De maneira mais ativa, a empresa pode fazer com que as pesquisas de clima organizacional sejam levadas a sério para obter resultados. Além disso, é preciso criar espaços com segurança psicológica, nos quais as pessoas se sintam à vontade, e estimular as lideranças a ter um olhar mais humanizado. Lembrando que não é só o RH. A responsabilidade acaba recaindo sobre os times de recrutamento e seleção, mas deve ser geral.

Quais cuidados é preciso tomar após a contratação de diversidade, para que esses grupos estejam em um ambiente que permita o desenvolvimento do trabalho de alta performance?

O primeiro é fugir do diversity washing, não fazer porque está todo mundo fazendo. Mas, como aponta a última pesquisa da McKinsey, fazer porque é bom para o negócio. Quanto mais diversidade, melhores vão ser as respostas para o seu produto ou serviço, maior o seu alcance. Sem falar que equipes diversas fazem o processo mais humano e solidário, o engajamento é maior e, o turnover, menor. Isso posto, há outras ações importantes.

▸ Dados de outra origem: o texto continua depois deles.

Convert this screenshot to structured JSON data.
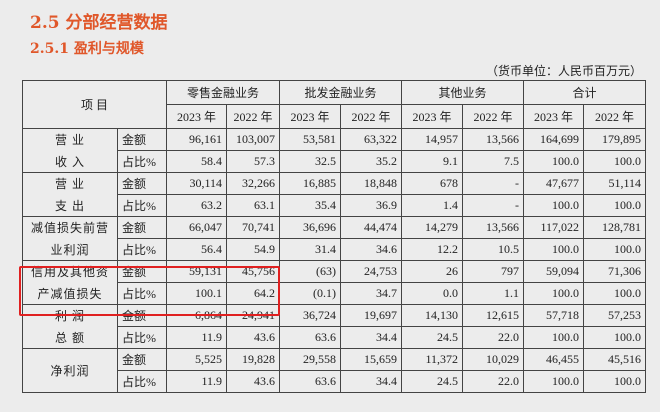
{
  "section_title": "2.5  分部经营数据",
  "subsection_title": "2.5.1  盈利与规模",
  "unit_note": "（货币单位：人民币百万元）",
  "header": {
    "item": "项  目",
    "groups": [
      "零售金融业务",
      "批发金融业务",
      "其他业务",
      "合计"
    ],
    "years": [
      "2023 年",
      "2022 年",
      "2023 年",
      "2022 年",
      "2023 年",
      "2022 年",
      "2023 年",
      "2022 年"
    ]
  },
  "highlight_color": "#e02020",
  "rows": [
    {
      "label": [
        "营 业",
        "收 入"
      ],
      "amount": [
        "金额",
        "96,161",
        "103,007",
        "53,581",
        "63,322",
        "14,957",
        "13,566",
        "164,699",
        "179,895"
      ],
      "share": [
        "占比%",
        "58.4",
        "57.3",
        "32.5",
        "35.2",
        "9.1",
        "7.5",
        "100.0",
        "100.0"
      ]
    },
    {
      "label": [
        "营 业",
        "支 出"
      ],
      "amount": [
        "金额",
        "30,114",
        "32,266",
        "16,885",
        "18,848",
        "678",
        "-",
        "47,677",
        "51,114"
      ],
      "share": [
        "占比%",
        "63.2",
        "63.1",
        "35.4",
        "36.9",
        "1.4",
        "-",
        "100.0",
        "100.0"
      ]
    },
    {
      "label": [
        "减值损失前营",
        "业利润"
      ],
      "amount": [
        "金额",
        "66,047",
        "70,741",
        "36,696",
        "44,474",
        "14,279",
        "13,566",
        "117,022",
        "128,781"
      ],
      "share": [
        "占比%",
        "56.4",
        "54.9",
        "31.4",
        "34.6",
        "12.2",
        "10.5",
        "100.0",
        "100.0"
      ]
    },
    {
      "label": [
        "信用及其他资",
        "产减值损失"
      ],
      "amount": [
        "金额",
        "59,131",
        "45,756",
        "(63)",
        "24,753",
        "26",
        "797",
        "59,094",
        "71,306"
      ],
      "share": [
        "占比%",
        "100.1",
        "64.2",
        "(0.1)",
        "34.7",
        "0.0",
        "1.1",
        "100.0",
        "100.0"
      ]
    },
    {
      "label": [
        "利 润",
        "总 额"
      ],
      "amount": [
        "金额",
        "6,864",
        "24,941",
        "36,724",
        "19,697",
        "14,130",
        "12,615",
        "57,718",
        "57,253"
      ],
      "share": [
        "占比%",
        "11.9",
        "43.6",
        "63.6",
        "34.4",
        "24.5",
        "22.0",
        "100.0",
        "100.0"
      ]
    },
    {
      "label": [
        "净利润",
        ""
      ],
      "merged": true,
      "amount": [
        "金额",
        "5,525",
        "19,828",
        "29,558",
        "15,659",
        "11,372",
        "10,029",
        "46,455",
        "45,516"
      ],
      "share": [
        "占比%",
        "11.9",
        "43.6",
        "63.6",
        "34.4",
        "24.5",
        "22.0",
        "100.0",
        "100.0"
      ]
    }
  ]
}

É preciso ter muito cuidado com o tokenismo [quando a empresa usa grupos sub-representados em ocasiões pontuais para representar o todo]. Sobrecarregar duas ou três pessoas de determinado grupo, fazendo delas uma Wikipédia para letramento gratuito dentro da empresa, é uma atitude ruim. Eu encontro muitas pessoas que falam "não me sinto à vontade para palestrar, mas tenho medo de ser mandada embora se não fizer". É uma situação de opressão que precisa ser observada.

Outra coisa é a estimulação de planos de carreira. É extremamente necessário acompanhar essas pessoas. Muitas delas têm competência, formação, mas estão pela primeira vez no universo corporativo.

Temos empresas com "profissionais-anjo", alguém que tem a paciência de explicar, de conduzir os primeiros passos. Quem ela procura até chegar numa ouvidoria? Por falar em ouvidoria, é fundamental ter espaços de escuta ativa, com ouvidorias sensíveis para tratar casos de assédio e discriminação. Quando a empresa tem esses canais funcionando, o ambiente fica mais saudável, o que deixa as pessoas mais felizes. E pessoas mais felizes produzem melhor.